For Acadia, I believe that commencement of a Phase 2 trial of NNZ-2591 in Fragile-X would likely have minimal impact on its company valuation. If the market pays any attention at all, it is likely to be focused on the size of the potential US patient population, near-term development costs, the many years until any market approval and the milestones and royalties that would be payable.
For Neuren, I believe that commencement by Acadia of NNZ-2591 in Phase 2 Fragile-X would likely have a greater positive impact on its company valuation. The market would note that Neuren bears no development costs and has a solid chance of repeating/improving on the economic success of trofinetide in Rett syndrome. In addition, a Phase 2 program in a smaller biotech will always be seen as a bigger deal than in a larger biotech with more advanced programs in larger indications. Also, Acadia commencing development of NNZ-2591 would likely be viewed by the market as further validation of NNZ-2591 (given that Acadia has conducted detailed due diligence). Further, some investors are likely to see shortened odds for an Acadia acquisition of Neuren.
While it can be argued that Acadia theoretically has little control over whether it can successfully acquire Neuren, and it runs the risk that a low market cap might also increase the attractiveness of Neuren for other suitors, it nonetheless has some advantages over other potential suitors and I have no doubt that in going into any acquisition/merger talks, it would prefer Neuren’s market cap to be lower rather than higher.
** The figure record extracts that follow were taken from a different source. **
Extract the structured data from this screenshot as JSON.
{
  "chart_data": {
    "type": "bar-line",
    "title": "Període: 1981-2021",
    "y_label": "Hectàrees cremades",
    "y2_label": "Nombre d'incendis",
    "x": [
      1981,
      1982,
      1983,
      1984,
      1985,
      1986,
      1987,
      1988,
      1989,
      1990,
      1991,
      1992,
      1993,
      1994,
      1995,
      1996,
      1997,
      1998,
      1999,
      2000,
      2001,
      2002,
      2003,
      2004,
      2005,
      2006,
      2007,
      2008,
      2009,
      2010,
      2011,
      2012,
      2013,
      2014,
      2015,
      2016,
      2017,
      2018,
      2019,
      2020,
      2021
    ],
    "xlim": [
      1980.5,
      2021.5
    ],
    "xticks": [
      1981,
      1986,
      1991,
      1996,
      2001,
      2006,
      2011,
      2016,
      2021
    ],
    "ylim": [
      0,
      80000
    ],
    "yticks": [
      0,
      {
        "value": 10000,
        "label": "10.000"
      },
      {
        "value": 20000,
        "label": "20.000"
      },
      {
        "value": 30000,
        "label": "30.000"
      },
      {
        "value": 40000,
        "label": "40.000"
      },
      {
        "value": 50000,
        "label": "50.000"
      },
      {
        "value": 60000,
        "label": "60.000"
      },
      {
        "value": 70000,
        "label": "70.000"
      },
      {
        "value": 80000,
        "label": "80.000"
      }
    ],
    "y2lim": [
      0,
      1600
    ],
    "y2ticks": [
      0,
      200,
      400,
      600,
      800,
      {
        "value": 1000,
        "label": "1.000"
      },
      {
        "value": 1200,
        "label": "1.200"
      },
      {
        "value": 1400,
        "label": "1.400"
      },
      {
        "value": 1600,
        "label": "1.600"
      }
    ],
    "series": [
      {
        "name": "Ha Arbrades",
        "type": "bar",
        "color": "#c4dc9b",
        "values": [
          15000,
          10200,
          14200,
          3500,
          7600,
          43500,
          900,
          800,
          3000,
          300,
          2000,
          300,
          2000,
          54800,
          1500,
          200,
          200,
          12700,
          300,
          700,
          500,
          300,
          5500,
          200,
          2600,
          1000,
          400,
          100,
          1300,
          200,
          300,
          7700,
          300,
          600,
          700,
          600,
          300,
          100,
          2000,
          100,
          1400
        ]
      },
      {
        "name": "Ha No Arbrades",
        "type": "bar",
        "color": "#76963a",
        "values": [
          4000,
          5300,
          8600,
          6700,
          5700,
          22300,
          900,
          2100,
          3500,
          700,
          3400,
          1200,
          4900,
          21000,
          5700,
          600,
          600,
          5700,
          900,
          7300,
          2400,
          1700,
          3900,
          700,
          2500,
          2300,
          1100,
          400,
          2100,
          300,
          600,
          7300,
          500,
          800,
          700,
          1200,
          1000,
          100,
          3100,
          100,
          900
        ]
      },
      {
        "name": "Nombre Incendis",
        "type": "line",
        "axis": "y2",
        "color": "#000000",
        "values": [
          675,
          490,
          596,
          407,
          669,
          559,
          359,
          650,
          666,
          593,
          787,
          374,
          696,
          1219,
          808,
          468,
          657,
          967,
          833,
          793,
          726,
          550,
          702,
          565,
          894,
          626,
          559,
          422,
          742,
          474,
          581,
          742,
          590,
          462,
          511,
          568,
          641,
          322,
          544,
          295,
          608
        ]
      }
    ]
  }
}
In summary, Acadia already has multiple other assets in development, with a seeming preference to prioritise development of assets with more attractive economics - either large patient populations and/or which it owns outright. Bigger fish to fry, as it were.
Meanwhile, I believe that there is strategic benefit for Acadia in locking up licensing rights to NNZ-2591 in Rett syndrome and Fragile-X and keeping its options open.